12-25-2011
Inventing History
Former Speaker Newt Gingrich holds a doctor’s degree in European history from Tulane University, and he taught history at West Georgia College before he was denied tenure. So nowadays he feels called upon to give his presidential campaign audiences an occasional history lesson. Last week, for example, he claimed that “We have invented the Palestinian people, who are in fact Arabs and are historically part of the Arab people, and they had the chance to go many places.”
“For a variety of political reasons,” Gingrich continued, “we have sustained this war against Israel now since the 1940s, and I think it’s tragic. Somebody ought to have the courage to tell the truth. These people are terrorists. They teach terrorism in their schools. They have textbooks that say, if there are 13 Jews and nine Jews are killed, how many Jews are left? We pay for those textbooks through our aid money. It’s fundamentally time for somebody to have the guts to stand up and say, enough lying about the Middle East.”
Gingrich certainly has “the guts” to speak up, but regrettably in the case of the Palestinians he lacks the accurate and unbiased knowledge. The Palestinians are no less an “invented people” than we Americans. His sweeping denunciation of the textbooks in Palestinian schools, moreover, is a deplorable gross exaggeration. Although Gingrich goes all out to appear as a devoted friend of Israel, David Harris, the chief executive of the National Jewish Democratic Council, had his doubts: “What he’s saying is far to the right of the democratically elected Likud leadership of the State of Israel, not to mention established U.S. policy for decades… This is as clear a demonstration as one needs that he’s not ready for prime time.” Martin Indyk, an Australian-born Jew and a former U.S. ambassador to Israel told the New York Times that if Mr. Gingrich believed that Palestinians did not have a right to an independent state “as implied in his language, then he’s not pro-Israel at all."
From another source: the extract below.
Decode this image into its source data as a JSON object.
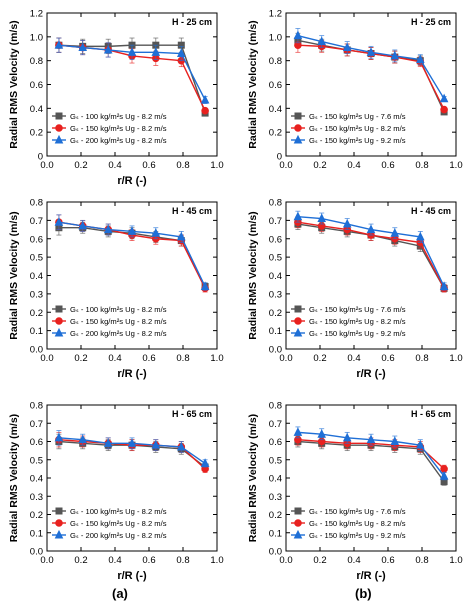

Most experts on Middle East history, including Israeli scholars, are certain that the Palestinians have been living in the area known as Palestine since about 1200 before Christ. That was roughly the same time when the Israelites entered this territory. Romans and subsequent empires referred to the non-Jewish people along the coast as “Philistines,” people who occupy the land of Philistia. As enemies of the Israelites, the Philistines and their strongman Goliath are mentioned in both the Old Testament (1 Samuel 17) and the 2nd chapter of the Qur’an.
Situated between Egypt, Syria and Arabia, Palestine has been totally or partially occupied over the centuries by Egyptians, Canaanites, Philistines, Israelites, Assyrians, Babylonians, Persians, Greeks, Romans, Byzantines, Sunni and Shia Arab caliphates, Crusaders, Mameluks, Ottomans, British, Palestinians and, since 1948, Israelis. After the second Israelite revolt in 135 A.D., most, but not all, Jews had left their Biblical homeland and dispersed all over the world, until in the 1880s Jews from Russia began to resettle there.
Between the Jewish exodus in the first and second century A.D. and the establishment of the state of Israel in 1948, non-Jewish peoples, such as the Palestinians, continued to live between the Jordan River and the Mediterranean Sea in what became British territory in 1917. After Jerusalem surrendered to the Muslim Caliph Umar in 639, Arabic became the dominant language of the region. The idea of a Jewish and a Palestinian state only emerged after the collapse of the Ottoman Empire and the Balfour Declaration in 1917.
Gingrich’s rewriting of history undermines whatever trust Palestinians have in U.S. leadership in the Middle East now and for the future, particularly if Gingrich were elected President. He was clearly pandering to the members and supporters of the American Israel Public Affairs Committee (AIPAC), one of his key constituencies in his drive to win his presidential bid. His anti-Arab position stands in stark contrast to the official policies of the last seven U.S. administrations, both Republican and Democrat, and their search for a resolution of the Israeli-Palestinian conflict.
Wendy Chamberlin, formerly acting U.N. high commissioner of refugees and now president of the Middle East Institute, also condemned Gingrich for calling the Palestinians “invented people” and “terrorists.” “Under normal circumstances, one would ignore Gingrich's comments as a flippant, ignorant, and insignificant remark that was made by an aging American politician with a reputation for causing controversy. But the problem is that Gingrich is currently leading the polls for the Republican primaries. Thus, he could conceivably become the next U.S. president, if he wins the nomination; and if he wins the subsequent presidential election in 2012, he would be responsible for making war and peace as commander-in-chief. This is why everyone is taking what Gingrich says about the Palestinians seriously.”